Sixty percent of people sleep with their bedroom doors open
As far as bedtime routines go, most people are creatures of habit. They have a side of the bed, top sheet or no top sheet, and a go-to sleep position. Another part of this routine that’s set in stone is whether they leave their bedroom door open or closed at night. But a recent movement meant to educate people about fire safety has a very strong opinion and want others to heed their warning — always sleep with your bedroom door closed.
The UL Firefighter Safety Research Institute (FSRI) launched a new public safety campaign coinciding with National Fire Prevention Week called “Close Before You Doze.” The message: Closed doors can absolutely save your life if there’s a fire.
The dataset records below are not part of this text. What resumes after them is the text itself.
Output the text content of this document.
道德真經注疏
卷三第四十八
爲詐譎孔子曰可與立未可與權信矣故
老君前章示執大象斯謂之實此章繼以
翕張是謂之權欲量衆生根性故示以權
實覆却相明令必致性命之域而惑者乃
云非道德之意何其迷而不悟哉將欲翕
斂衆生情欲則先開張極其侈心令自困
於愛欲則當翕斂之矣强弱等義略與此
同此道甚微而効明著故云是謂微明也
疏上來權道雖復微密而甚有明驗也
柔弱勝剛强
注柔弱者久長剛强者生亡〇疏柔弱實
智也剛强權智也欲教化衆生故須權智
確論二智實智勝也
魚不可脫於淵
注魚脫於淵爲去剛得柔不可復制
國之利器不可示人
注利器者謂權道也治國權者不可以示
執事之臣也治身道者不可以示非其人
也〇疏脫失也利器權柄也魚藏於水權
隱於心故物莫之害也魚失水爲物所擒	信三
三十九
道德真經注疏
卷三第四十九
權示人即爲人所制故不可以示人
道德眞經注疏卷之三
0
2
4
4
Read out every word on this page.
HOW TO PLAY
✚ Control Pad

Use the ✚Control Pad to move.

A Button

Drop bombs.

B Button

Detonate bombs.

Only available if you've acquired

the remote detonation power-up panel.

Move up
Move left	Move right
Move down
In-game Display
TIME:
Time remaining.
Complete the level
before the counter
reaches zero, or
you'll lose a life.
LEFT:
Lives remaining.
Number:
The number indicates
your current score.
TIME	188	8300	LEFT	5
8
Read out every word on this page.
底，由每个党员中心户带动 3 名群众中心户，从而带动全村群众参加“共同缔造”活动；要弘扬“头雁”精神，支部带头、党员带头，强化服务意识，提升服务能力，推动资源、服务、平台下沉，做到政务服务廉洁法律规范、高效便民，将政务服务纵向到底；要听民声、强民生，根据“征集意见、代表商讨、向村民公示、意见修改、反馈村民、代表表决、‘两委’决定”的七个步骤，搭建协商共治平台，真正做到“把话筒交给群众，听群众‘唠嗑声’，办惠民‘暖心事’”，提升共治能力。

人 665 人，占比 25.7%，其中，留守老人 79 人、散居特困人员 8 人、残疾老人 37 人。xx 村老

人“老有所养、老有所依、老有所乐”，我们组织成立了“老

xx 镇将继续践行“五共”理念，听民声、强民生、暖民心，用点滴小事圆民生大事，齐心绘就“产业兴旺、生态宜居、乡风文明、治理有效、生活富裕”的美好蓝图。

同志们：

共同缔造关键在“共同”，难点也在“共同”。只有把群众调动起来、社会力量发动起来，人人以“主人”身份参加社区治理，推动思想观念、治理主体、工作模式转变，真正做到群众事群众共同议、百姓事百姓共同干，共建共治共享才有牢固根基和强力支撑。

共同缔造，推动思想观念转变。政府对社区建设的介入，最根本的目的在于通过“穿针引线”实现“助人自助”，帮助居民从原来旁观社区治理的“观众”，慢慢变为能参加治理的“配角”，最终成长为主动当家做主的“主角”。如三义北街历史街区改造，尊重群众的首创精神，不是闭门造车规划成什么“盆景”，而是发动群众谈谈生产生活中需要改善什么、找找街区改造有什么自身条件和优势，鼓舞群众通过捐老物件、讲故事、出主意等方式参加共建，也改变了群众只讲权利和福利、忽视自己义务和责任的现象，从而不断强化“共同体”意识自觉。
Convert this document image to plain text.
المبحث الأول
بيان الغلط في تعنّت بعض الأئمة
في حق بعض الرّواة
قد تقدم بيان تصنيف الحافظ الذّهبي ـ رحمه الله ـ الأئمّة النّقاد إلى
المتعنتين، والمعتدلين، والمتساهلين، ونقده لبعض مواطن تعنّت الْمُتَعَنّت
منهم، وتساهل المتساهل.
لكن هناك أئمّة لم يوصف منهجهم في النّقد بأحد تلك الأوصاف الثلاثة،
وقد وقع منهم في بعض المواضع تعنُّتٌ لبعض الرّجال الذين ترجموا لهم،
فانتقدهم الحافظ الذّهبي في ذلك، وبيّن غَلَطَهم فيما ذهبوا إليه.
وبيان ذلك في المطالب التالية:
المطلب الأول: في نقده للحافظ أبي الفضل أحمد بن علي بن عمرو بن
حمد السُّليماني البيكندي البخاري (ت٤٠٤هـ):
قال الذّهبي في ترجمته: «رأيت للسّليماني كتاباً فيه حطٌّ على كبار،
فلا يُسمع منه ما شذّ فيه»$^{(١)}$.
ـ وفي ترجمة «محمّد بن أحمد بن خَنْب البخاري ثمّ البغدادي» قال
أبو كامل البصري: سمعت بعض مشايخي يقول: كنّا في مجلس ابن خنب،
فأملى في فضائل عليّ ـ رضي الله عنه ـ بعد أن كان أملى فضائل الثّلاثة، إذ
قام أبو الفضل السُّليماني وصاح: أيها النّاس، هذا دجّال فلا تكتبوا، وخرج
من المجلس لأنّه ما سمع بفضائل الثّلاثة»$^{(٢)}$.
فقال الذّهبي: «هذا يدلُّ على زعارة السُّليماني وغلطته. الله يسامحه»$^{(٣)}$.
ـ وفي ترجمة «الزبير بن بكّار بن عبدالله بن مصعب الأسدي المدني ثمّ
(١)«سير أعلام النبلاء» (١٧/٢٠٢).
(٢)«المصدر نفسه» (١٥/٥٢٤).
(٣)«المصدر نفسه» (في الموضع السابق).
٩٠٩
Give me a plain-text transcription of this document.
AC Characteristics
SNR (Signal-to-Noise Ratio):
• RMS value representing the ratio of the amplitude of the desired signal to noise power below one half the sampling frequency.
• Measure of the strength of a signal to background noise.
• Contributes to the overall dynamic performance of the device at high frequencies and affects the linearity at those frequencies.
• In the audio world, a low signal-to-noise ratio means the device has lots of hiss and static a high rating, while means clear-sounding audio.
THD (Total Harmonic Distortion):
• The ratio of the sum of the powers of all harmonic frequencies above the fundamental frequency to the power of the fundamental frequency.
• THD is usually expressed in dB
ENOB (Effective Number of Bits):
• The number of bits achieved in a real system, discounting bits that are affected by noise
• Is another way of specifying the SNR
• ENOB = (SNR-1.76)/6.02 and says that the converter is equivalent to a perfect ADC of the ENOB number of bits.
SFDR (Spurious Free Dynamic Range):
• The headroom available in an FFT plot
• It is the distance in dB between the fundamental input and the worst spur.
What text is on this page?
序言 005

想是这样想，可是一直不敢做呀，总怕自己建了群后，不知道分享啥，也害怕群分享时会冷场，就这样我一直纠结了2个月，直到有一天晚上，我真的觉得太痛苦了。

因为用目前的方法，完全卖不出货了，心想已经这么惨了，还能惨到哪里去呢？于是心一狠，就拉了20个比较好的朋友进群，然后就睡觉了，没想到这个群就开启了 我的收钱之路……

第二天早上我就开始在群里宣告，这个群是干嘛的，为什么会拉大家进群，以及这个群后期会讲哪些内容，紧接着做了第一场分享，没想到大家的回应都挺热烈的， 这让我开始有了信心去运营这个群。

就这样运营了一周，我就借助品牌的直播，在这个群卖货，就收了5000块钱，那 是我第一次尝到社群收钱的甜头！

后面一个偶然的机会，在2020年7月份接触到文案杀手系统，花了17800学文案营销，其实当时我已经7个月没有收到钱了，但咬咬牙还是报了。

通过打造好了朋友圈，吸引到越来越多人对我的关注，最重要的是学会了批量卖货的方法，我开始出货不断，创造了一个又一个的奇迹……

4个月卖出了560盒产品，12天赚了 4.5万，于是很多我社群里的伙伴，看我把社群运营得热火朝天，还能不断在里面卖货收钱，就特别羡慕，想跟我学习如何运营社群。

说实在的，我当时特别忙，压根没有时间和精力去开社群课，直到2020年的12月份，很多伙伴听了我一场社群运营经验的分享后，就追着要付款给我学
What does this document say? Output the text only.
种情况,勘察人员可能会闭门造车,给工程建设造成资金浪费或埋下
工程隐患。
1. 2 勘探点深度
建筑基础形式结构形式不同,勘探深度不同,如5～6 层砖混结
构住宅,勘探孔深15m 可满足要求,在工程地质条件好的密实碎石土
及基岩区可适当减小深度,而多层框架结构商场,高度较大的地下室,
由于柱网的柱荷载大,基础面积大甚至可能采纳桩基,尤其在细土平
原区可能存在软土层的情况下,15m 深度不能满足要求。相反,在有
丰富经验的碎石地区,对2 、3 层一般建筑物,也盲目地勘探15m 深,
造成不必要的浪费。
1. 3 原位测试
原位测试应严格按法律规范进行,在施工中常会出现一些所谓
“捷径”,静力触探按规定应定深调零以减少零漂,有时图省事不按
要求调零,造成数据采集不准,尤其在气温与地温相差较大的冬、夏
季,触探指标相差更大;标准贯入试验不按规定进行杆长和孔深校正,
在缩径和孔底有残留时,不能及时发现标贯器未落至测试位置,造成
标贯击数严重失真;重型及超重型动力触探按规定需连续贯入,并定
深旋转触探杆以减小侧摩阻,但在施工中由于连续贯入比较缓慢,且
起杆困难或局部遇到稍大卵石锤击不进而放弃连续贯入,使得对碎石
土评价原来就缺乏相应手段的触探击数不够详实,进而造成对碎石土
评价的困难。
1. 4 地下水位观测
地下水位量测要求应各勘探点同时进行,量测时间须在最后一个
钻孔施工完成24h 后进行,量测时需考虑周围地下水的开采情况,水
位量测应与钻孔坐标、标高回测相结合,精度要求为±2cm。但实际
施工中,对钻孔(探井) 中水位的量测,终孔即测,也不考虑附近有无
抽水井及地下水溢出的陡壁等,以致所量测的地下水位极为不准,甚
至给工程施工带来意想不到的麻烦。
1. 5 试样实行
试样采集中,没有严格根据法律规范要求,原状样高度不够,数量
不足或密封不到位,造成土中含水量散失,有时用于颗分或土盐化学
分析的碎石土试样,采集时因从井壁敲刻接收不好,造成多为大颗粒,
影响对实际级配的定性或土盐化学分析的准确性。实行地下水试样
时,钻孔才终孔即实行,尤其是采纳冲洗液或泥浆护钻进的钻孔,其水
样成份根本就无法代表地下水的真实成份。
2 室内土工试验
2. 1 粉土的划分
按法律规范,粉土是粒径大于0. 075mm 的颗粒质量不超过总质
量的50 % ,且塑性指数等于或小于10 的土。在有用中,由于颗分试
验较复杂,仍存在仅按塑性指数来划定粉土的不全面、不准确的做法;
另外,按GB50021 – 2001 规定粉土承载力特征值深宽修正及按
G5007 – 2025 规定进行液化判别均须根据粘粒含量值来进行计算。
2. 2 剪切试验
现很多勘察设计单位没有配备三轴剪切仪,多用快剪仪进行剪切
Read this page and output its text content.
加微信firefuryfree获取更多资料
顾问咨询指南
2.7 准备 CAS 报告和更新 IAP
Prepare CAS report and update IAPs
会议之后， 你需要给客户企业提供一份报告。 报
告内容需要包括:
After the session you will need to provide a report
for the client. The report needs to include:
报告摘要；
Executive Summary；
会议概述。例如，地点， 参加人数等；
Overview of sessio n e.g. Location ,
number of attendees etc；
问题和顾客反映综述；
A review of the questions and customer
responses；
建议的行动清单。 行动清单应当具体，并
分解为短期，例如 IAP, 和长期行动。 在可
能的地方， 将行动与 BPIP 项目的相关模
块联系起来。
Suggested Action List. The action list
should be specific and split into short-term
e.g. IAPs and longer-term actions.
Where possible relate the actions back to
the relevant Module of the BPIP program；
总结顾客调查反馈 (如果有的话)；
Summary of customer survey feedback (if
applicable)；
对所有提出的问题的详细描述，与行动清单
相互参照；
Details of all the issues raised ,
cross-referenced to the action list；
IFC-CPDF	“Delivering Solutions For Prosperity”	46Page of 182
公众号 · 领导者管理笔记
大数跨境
According to the organization, nearly 60 percent of people sleep with their bedroom doors open. And while I, like many others, actually thought that was safer than a closed door because it makes escaping a fire easier, it turns out that’s not the case. If you still need further convincing, take a look at this:
Closed doors can help reduce toxic smoke, improve oxygen levels, and decrease room temperatures, all factors that impact how quickly fire can spread throughout a home. So, why is this message so important now? The organization explains that because of an increased use of synthetics in furniture and home construction (aka, open floor plans), the average time to escape a fire has gone from 17 minutes to just three minutes or less.
When I lived alone, I always kept my bedroom door closed and locked, because serial killers. But once I had kids, I kept it open out of habit so I could hear their goings on and for their inevitable trip(s) into our bedroom for cups of water, hugs, less itchy pajamas, or to discuss the unfairness of my not buying Nutella during our recent grocery trip.
The “Close Before You Doze” campaign aims to educate people on the dangers this can create. They recommend not only closing your bedroom door at night, but also your children’s as well for the same reasons. And as always, continue to check smoke and carbon monoxide detectors to ensure all’s working properly.
As with anything, this will be a hard habit to break — but one that can literally save your life.